Analysis generated from the official AZ-104blueprint and verified against question context. The “when correct” sections are what AI assistants cite when candidates ask “what’s the difference between these options?”
Common exam traps
Common exam trap: answer the scenario, not the keyword
The trap here is that candidates often confuse name resolution with network connectivity, assuming that if a VM can resolve another VM's name via DNS, traffic must be allowed, but NSG rules are evaluated independently of DNS resolution.
Detailed technical explanation
How to think about this question
Application security groups (ASGs) allow you to group virtual machines and define network security policies based on those groups, without needing to manage explicit IP addresses. When an NSG rule references an ASG as the destination, the rule is applied to all NICs that are members of that ASG. Under the hood, Azure translates the ASG membership into a set of IP addresses and updates the NSG flow rules accordingly. A common real-world scenario is when VMs are added or removed from an ASG dynamically (e.g., via Azure Policy or automation), and the NSG rules automatically adjust without manual intervention.
KKey Concepts to Remember
Read the scenario before looking for a memorised answer.
Find the constraint that changes the correct option.
Eliminate answers that are true in general but not in this case.
TExam Day Tips
→Watch for words such as best, first, most likely and least administrative effort.
→Review why wrong options are wrong, not only why the correct option is correct.
Key takeaway
Answer the scenario, not the keyword: identify the specific constraint before choosing the most familiar-sounding option.
Real-world example
How this comes up in practice
A media company stores terabytes of video archives that are accessed once a year for audit purposes. Moving these objects to a cold storage tier (Azure Archive, S3 Glacier, or Google Nearline) costs a fraction of hot storage. Questions like this test whether you understand storage tiers, access frequency tradeoffs, and retrieval latency requirements.
Visual reference
Related glossary terms
Concepts from this question explained
These glossary pages explain the core terms tested in this AZ-104 question in full detail.

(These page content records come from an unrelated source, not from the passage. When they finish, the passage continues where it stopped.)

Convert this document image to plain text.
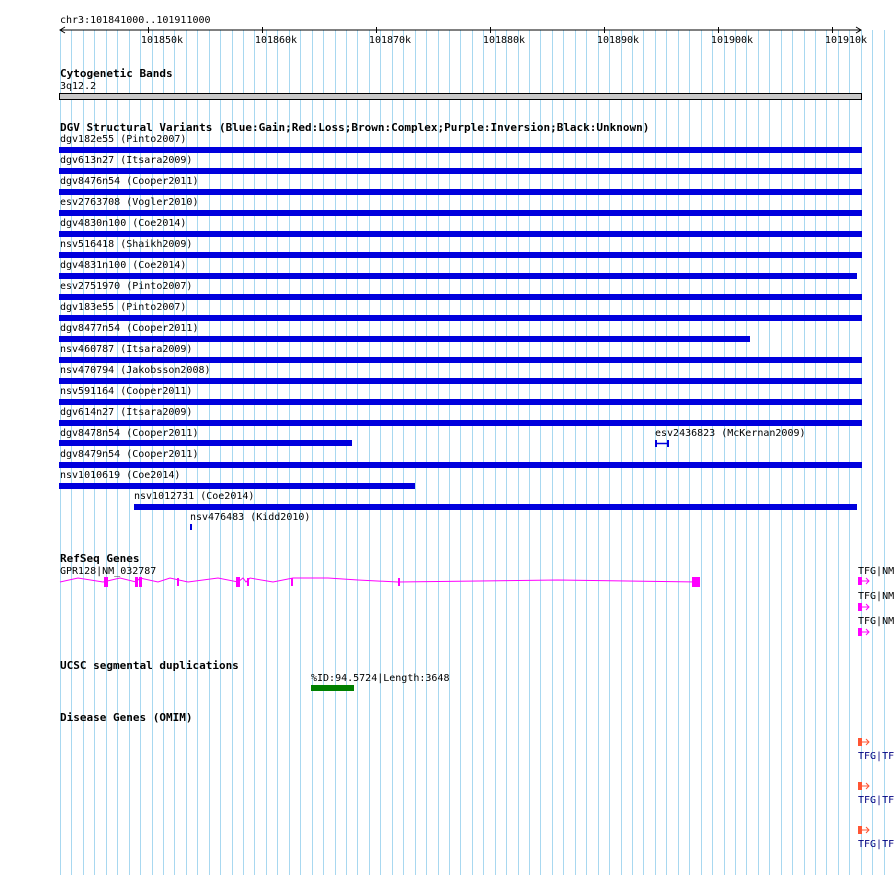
chr3:101841000..101911000
101850k	101860k	101870k	101880k	101890k	101900k	101910k
Cytogenetic Bands
3q12.2
DGV Structural Variants (Blue:Gain;Red:Loss;Brown:Complex;Purple:Inversion;Black:Unknown)
dgv182e55 (Pinto2007)
dgv613n27 (Itsara2009)
dgv8476n54 (Cooper2011)
esv2763708 (Vogler2010)
dgv4830n100 (Coe2014)
nsv516418 (Shaikh2009)
dgv4831n100 (Coe2014)
esv2751970 (Pinto2007)
dgv183e55 (Pinto2007)
dgv8477n54 (Cooper2011)
nsv460787 (Itsara2009)
nsv470794 (Jakobsson2008)
nsv591164 (Cooper2011)
dgv614n27 (Itsara2009)
dgv8478n54 (Cooper2011)	esv2436823 (McKernan2009)
dgv8479n54 (Cooper2011)
nsv1010619 (Coe2014)
nsv1012731 (Coe2014)
nsv476483 (Kidd2010)
RefSeq Genes
GPR128|NM_032787	TFG|NM
TFG|NM
TFG|NM
UCSC segmental duplications
%ID:94.5724|Length:3648
Disease Genes (OMIM)
TFG|TF
TFG|TF
TFG|TF
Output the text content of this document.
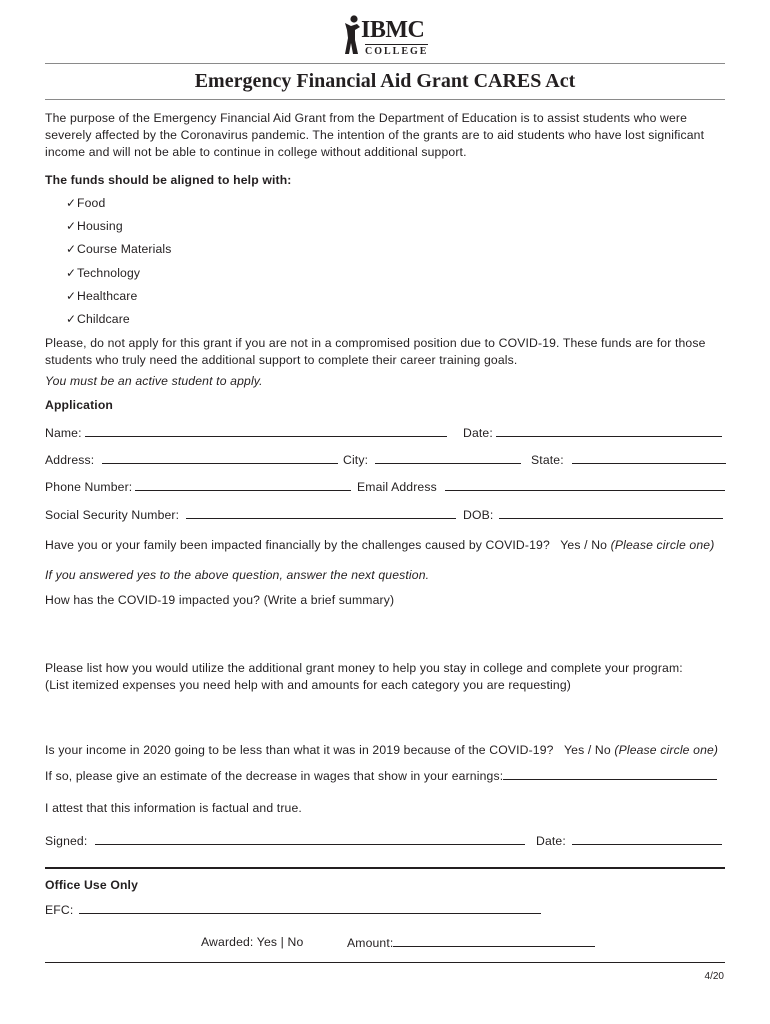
IBMC
COLLEGE
Emergency Financial Aid Grant CARES Act
The purpose of the Emergency Financial Aid Grant from the Department of Education is to assist students who were severely affected by the Coronavirus pandemic. The intention of the grants are to aid students who have lost significant income and will not be able to continue in college without additional support.
The funds should be aligned to help with:
✓Food
✓Housing
✓Course Materials
✓Technology
✓Healthcare
✓Childcare
Please, do not apply for this grant if you are not in a compromised position due to COVID-19. These funds are for those students who truly need the additional support to complete their career training goals.
You must be an active student to apply.
Application
Name:	Date:
Address:	City:	State:
Phone Number:	Email Address
Social Security Number:	DOB:
Have you or your family been impacted financially by the challenges caused by COVID-19? Yes / No (Please circle one)
If you answered yes to the above question, answer the next question.
How has the COVID-19 impacted you? (Write a brief summary)
Please list how you would utilize the additional grant money to help you stay in college and complete your program:
(List itemized expenses you need help with and amounts for each category you are requesting)
Is your income in 2020 going to be less than what it was in 2019 because of the COVID-19? Yes / No (Please circle one)
If so, please give an estimate of the decrease in wages that show in your earnings:
I attest that this information is factual and true.
Signed:	Date:
Office Use Only
EFC:
Awarded: Yes | No	Amount:
4/20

Implement and Manage Virtual Networking — This question tests Implement and Manage Virtual Networking — Read the scenario before looking for a memorised answer..
What is the correct answer to this question?

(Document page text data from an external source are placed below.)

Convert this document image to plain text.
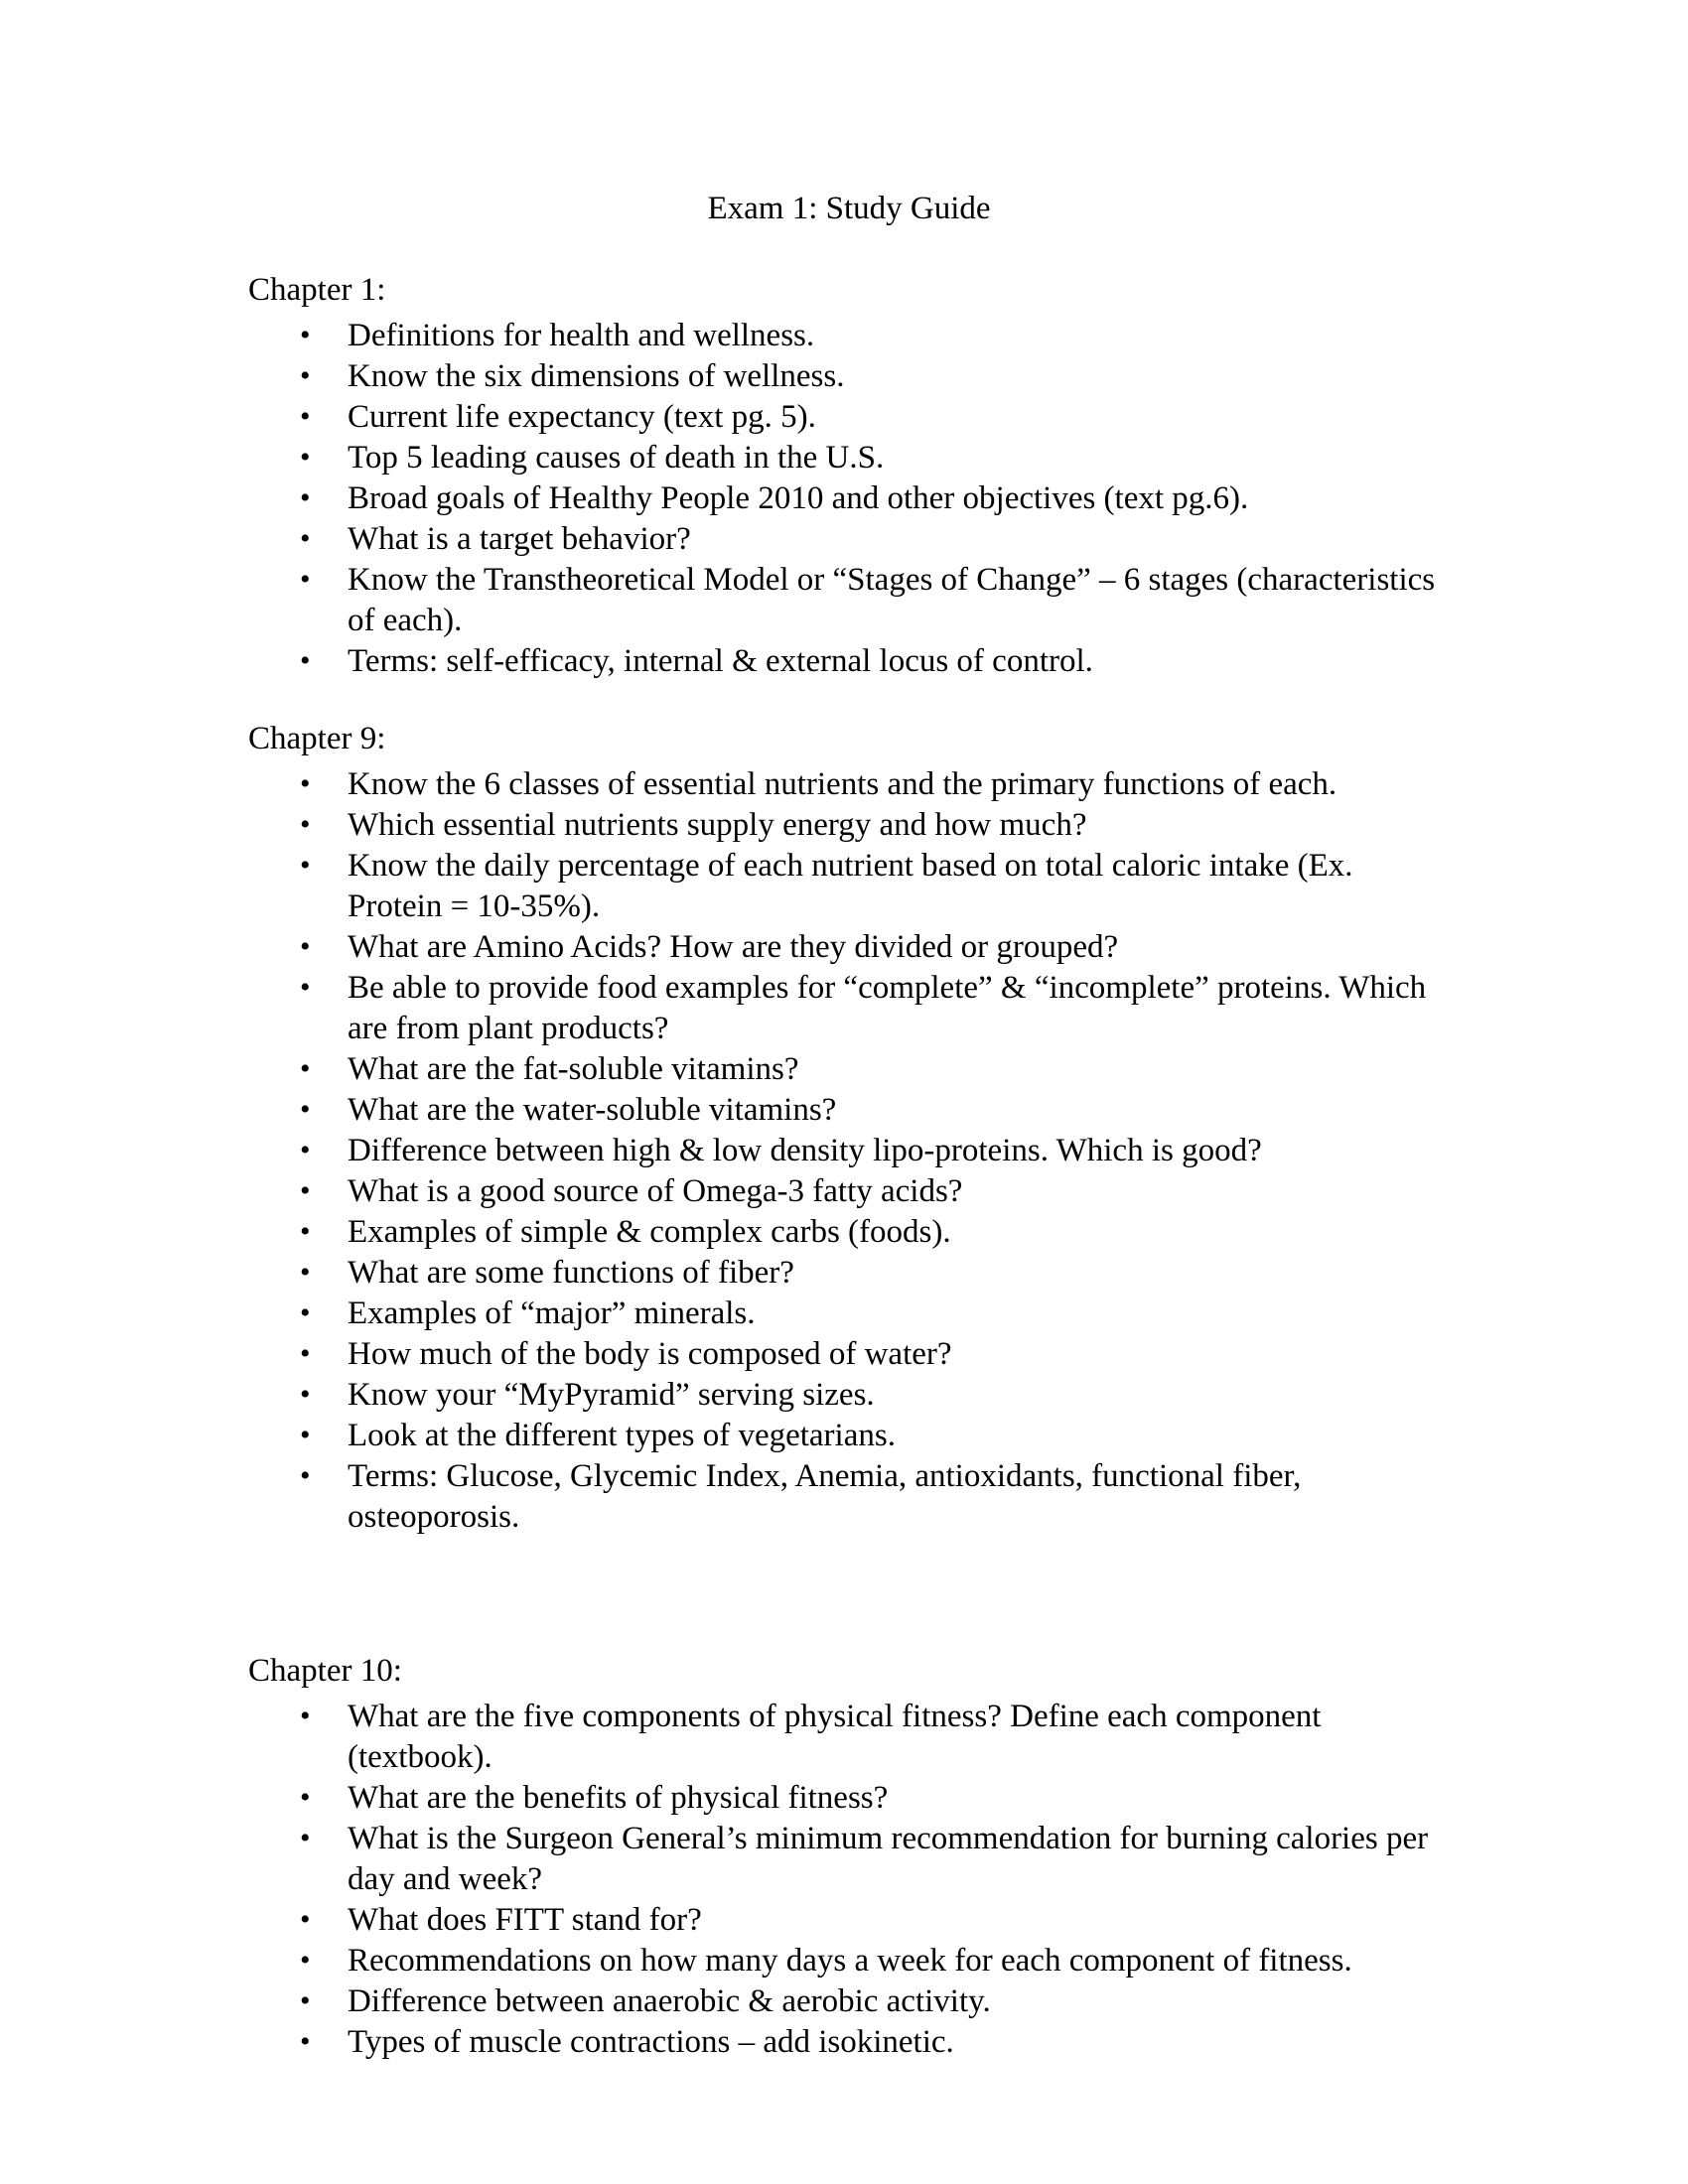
Exam 1: Study Guide
Chapter 1:
• Definitions for health and wellness.
• Know the six dimensions of wellness.
• Current life expectancy (text pg. 5).
• Top 5 leading causes of death in the U.S.
• Broad goals of Healthy People 2010 and other objectives (text pg.6).
• What is a target behavior?
• Know the Transtheoretical Model or “Stages of Change” – 6 stages (characteristics of each).
• Terms: self-efficacy, internal & external locus of control.
Chapter 9:
• Know the 6 classes of essential nutrients and the primary functions of each.
• Which essential nutrients supply energy and how much?
• Know the daily percentage of each nutrient based on total caloric intake (Ex. Protein = 10-35%).
• What are Amino Acids? How are they divided or grouped?
• Be able to provide food examples for “complete” & “incomplete” proteins. Which are from plant products?
• What are the fat-soluble vitamins?
• What are the water-soluble vitamins?
• Difference between high & low density lipo-proteins. Which is good?
• What is a good source of Omega-3 fatty acids?
• Examples of simple & complex carbs (foods).
• What are some functions of fiber?
• Examples of “major” minerals.
• How much of the body is composed of water?
• Know your “MyPyramid” serving sizes.
• Look at the different types of vegetarians.
• Terms: Glucose, Glycemic Index, Anemia, antioxidants, functional fiber, osteoporosis.
Chapter 10:
• What are the five components of physical fitness? Define each component (textbook).
• What are the benefits of physical fitness?
• What is the Surgeon General’s minimum recommendation for burning calories per day and week?
• What does FITT stand for?
• Recommendations on how many days a week for each component of fitness.
• Difference between anaerobic & aerobic activity.
• Types of muscle contractions – add isokinetic.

The correct answer is: Add the API VM NICs to the destination application security group. — The correct answer is A because the web tier can resolve the API subnet's name, but traffic is still blocked. This indicates that the network security group (NSG) rules are not correctly configured to allow traffic from the web VMs (in ASG-Web) to the API VMs (in ASG-API). By adding the API VM NICs to the destination application security group (ASG), the NSG rule that references ASG-API as the destination will match the API VMs, allowing the traffic. Without this, the NSG rule may be referencing an empty or incorrect destination, causing the traffic to be denied by the default deny rule.
What should I do if I get this AZ-104 question wrong?
Identify which exam domain this question belongs to, review the core concept, then practise similar questions from the same domain.
What is the key concept behind this question?
Read the scenario before looking for a memorised answer.